Immunoglobulin and Dextran Losses During Peritoneal Dialysis

Author Affiliations

Chicago

From the sections of hematology and nephrology, Department of Medicine, Northwestern University, and the Veterans Administration Research Hospital, Chicago. Dr. Levin is now with the Division of Nephrology, Henry Ford Hospital, Detroit. Dr. McKelvey is now with the Department of Development at Therapeutics, M.D. Anderson Hospital and Tumor Institute, Houston.

Arch Intern Med. 1974;134(2):266-269. doi:10.1001/archinte.1974.00320200076009
Abstract

Losses of immunoglobulins were measured in ten patients undergoing peritoneal dialysis. Mean immunoglobulin losses per 80 liter dialysis were as follows: IgG 17.9 gm, IgA 3.8 gm, and IgM 0.78 gm.

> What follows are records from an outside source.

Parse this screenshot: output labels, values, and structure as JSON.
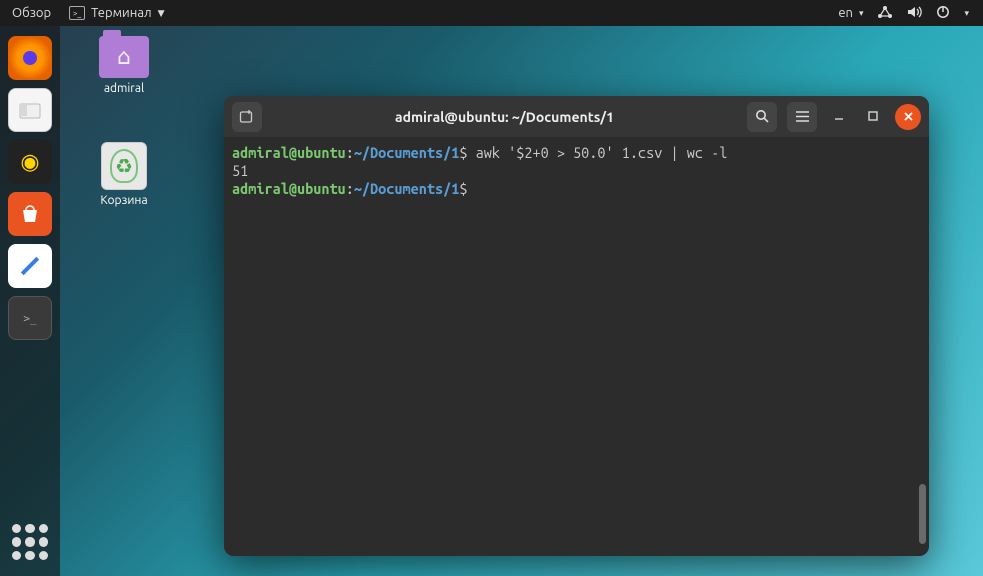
{
  "topbar": {
    "overview": "Обзор",
    "app_name": "Терминал",
    "lang": "en"
  },
  "dock": {
    "apps_tooltip": "Показать приложения"
  },
  "desktop_icons": {
    "home": "admiral",
    "trash": "Корзина"
  },
  "terminal": {
    "title": "admiral@ubuntu: ~/Documents/1",
    "prompt_user": "admiral@ubuntu",
    "prompt_sep": ":",
    "prompt_path": "~/Documents/1",
    "prompt_symbol": "$",
    "lines": [
      {
        "cmd": " awk '$2+0 > 50.0' 1.csv | wc -l"
      },
      {
        "out": "51"
      },
      {
        "cmd": " "
      }
    ]
  }
}
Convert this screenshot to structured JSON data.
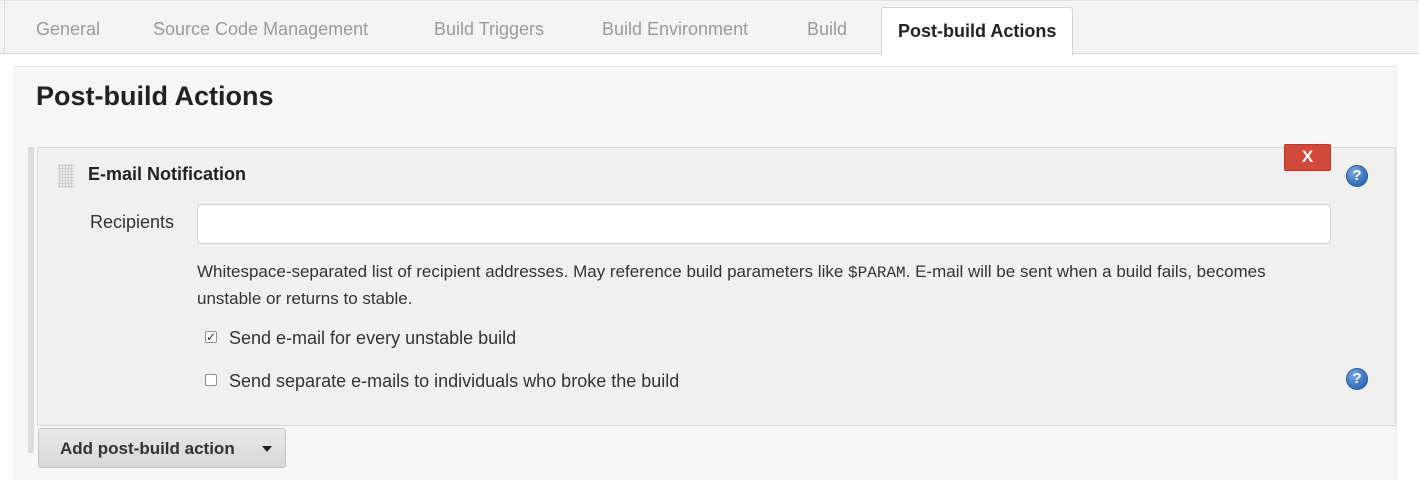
{
  "tabs": [
    {
      "label": "General"
    },
    {
      "label": "Source Code Management"
    },
    {
      "label": "Build Triggers"
    },
    {
      "label": "Build Environment"
    },
    {
      "label": "Build"
    },
    {
      "label": "Post-build Actions",
      "active": true
    }
  ],
  "section": {
    "title": "Post-build Actions"
  },
  "panel": {
    "title": "E-mail Notification",
    "delete_label": "X",
    "help_glyph": "?",
    "recipients": {
      "label": "Recipients",
      "value": "",
      "help_before": "Whitespace-separated list of recipient addresses. May reference build parameters like ",
      "help_code": "$PARAM",
      "help_after": ". E-mail will be sent when a build fails, becomes unstable or returns to stable."
    },
    "options": [
      {
        "label": "Send e-mail for every unstable build",
        "checked": true
      },
      {
        "label": "Send separate e-mails to individuals who broke the build",
        "checked": false
      }
    ]
  },
  "add_action_button": {
    "label": "Add post-build action"
  },
  "colors": {
    "delete_button": "#d24939",
    "help_icon": "#3f79c2",
    "tabbar_bg": "#f3f3f3",
    "panel_bg": "#f0f0f0"
  },
  "icons": {
    "drag_handle": "drag-handle-icon",
    "help": "help-icon",
    "dropdown": "chevron-down-icon",
    "check": "checkmark-icon"
  }
}
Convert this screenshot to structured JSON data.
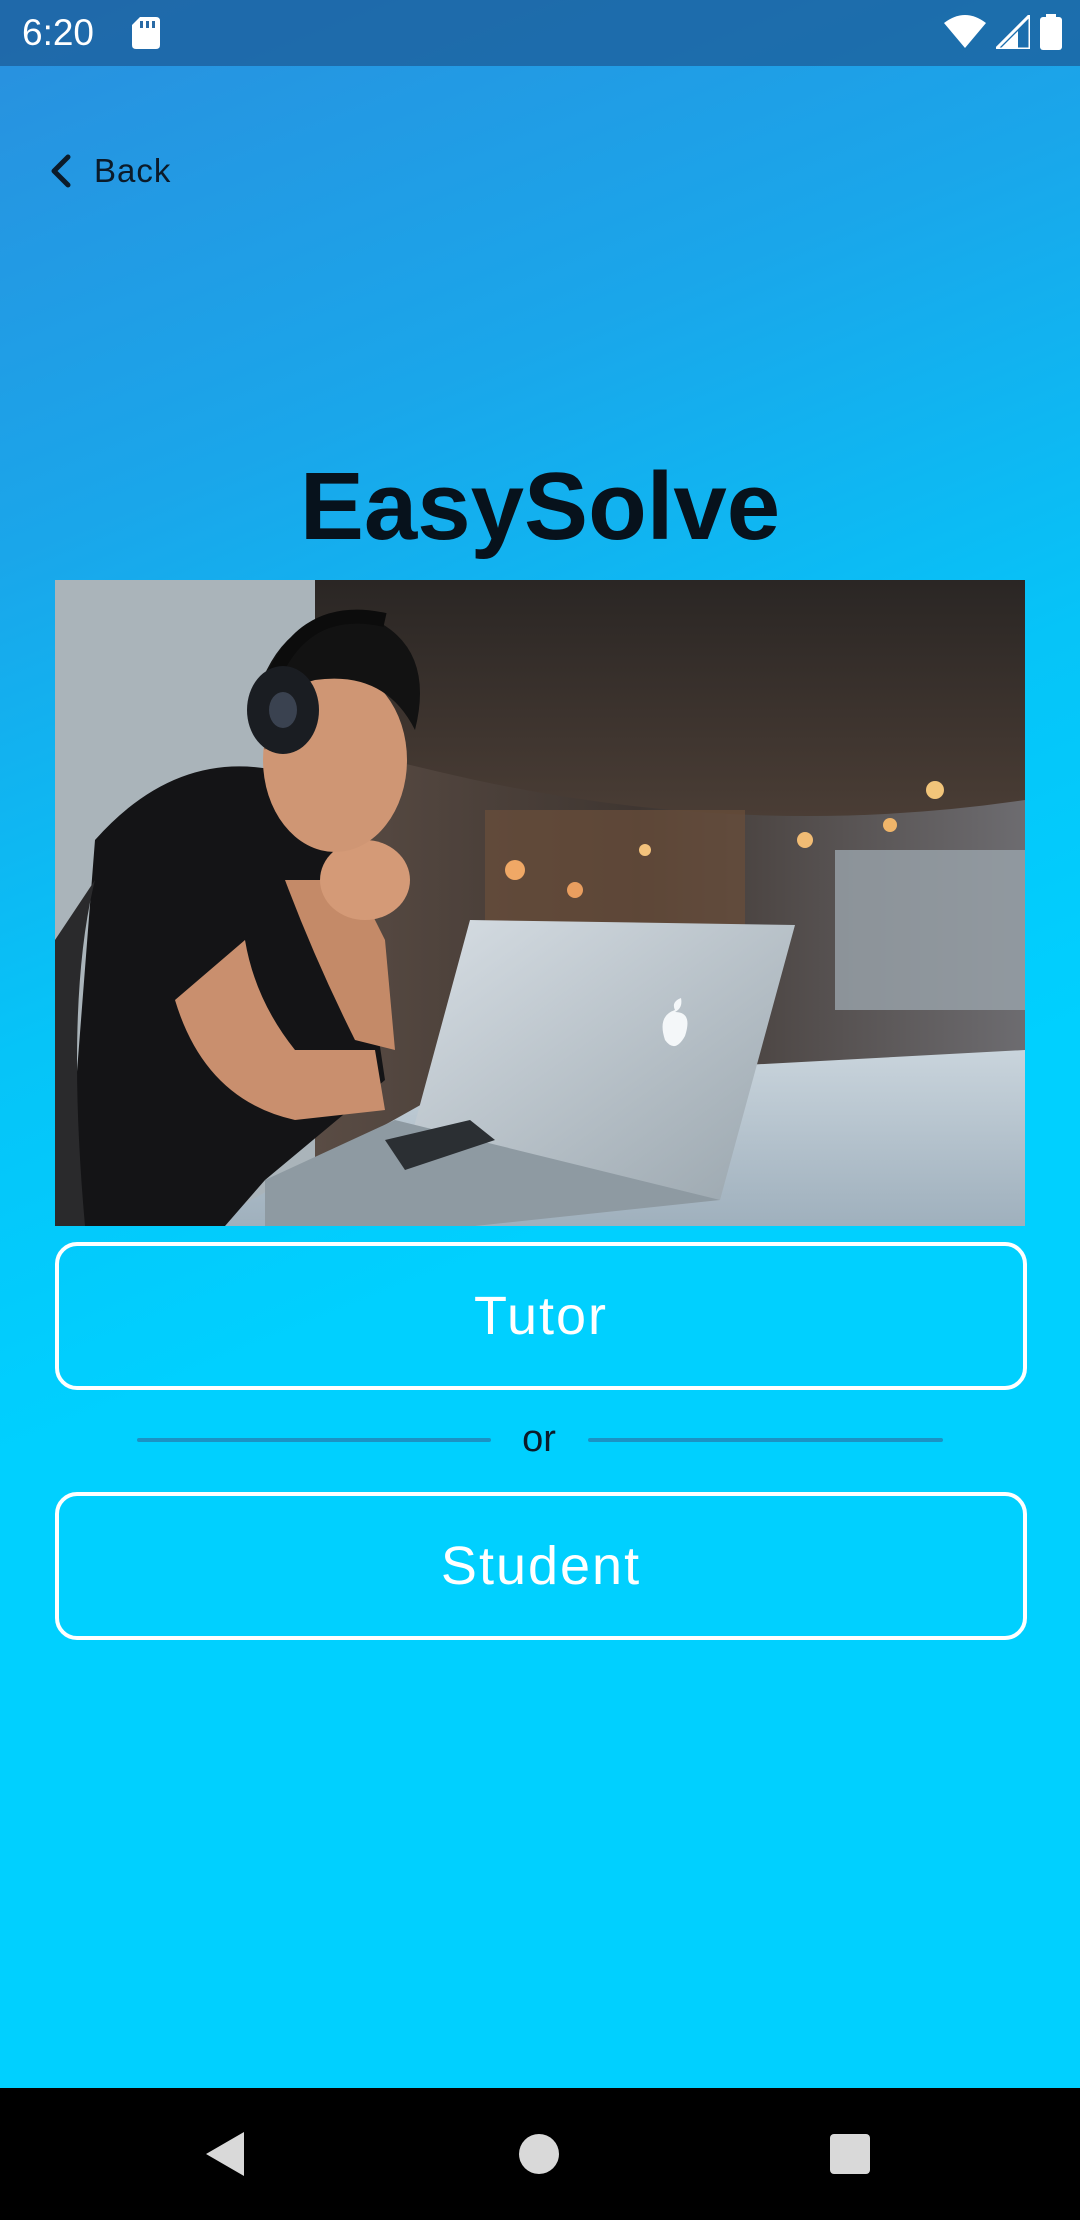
{
  "status_bar": {
    "time": "6:20",
    "icons": [
      "sd-card-icon",
      "wifi-icon",
      "cellular-signal-icon",
      "battery-icon"
    ]
  },
  "header": {
    "back_label": "Back",
    "back_icon": "chevron-left-icon"
  },
  "main": {
    "title": "EasySolve",
    "hero_image": "man-with-headphones-at-laptop-photo",
    "tutor_label": "Tutor",
    "divider_text": "or",
    "student_label": "Student"
  },
  "nav_bar": {
    "icons": [
      "nav-back-icon",
      "nav-home-icon",
      "nav-recents-icon"
    ]
  },
  "colors": {
    "gradient_start": "#2a8fde",
    "gradient_end": "#00d0ff",
    "button_border": "#ffffff",
    "divider": "#1b92c4",
    "title_text": "#07121c"
  }
}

Bleeding during dialysis generally accounted for less than 10% of these losses. lgA/lgG and lgM/lgG ratios in dialysate and serum were similar suggesting that the peritoneal membrane is permeable to higher molecular weight molecules. This was confirmed by the demonstration of peritoneal permeability to dextrans of greater than 150,000 molecular weight. In the absence of compensatory increases in synthesis, losses of immunoglobulins of the magnitude described in patients on chronic peritoneal dialysis programs could result in hypoglobulinemia and altered host resistance.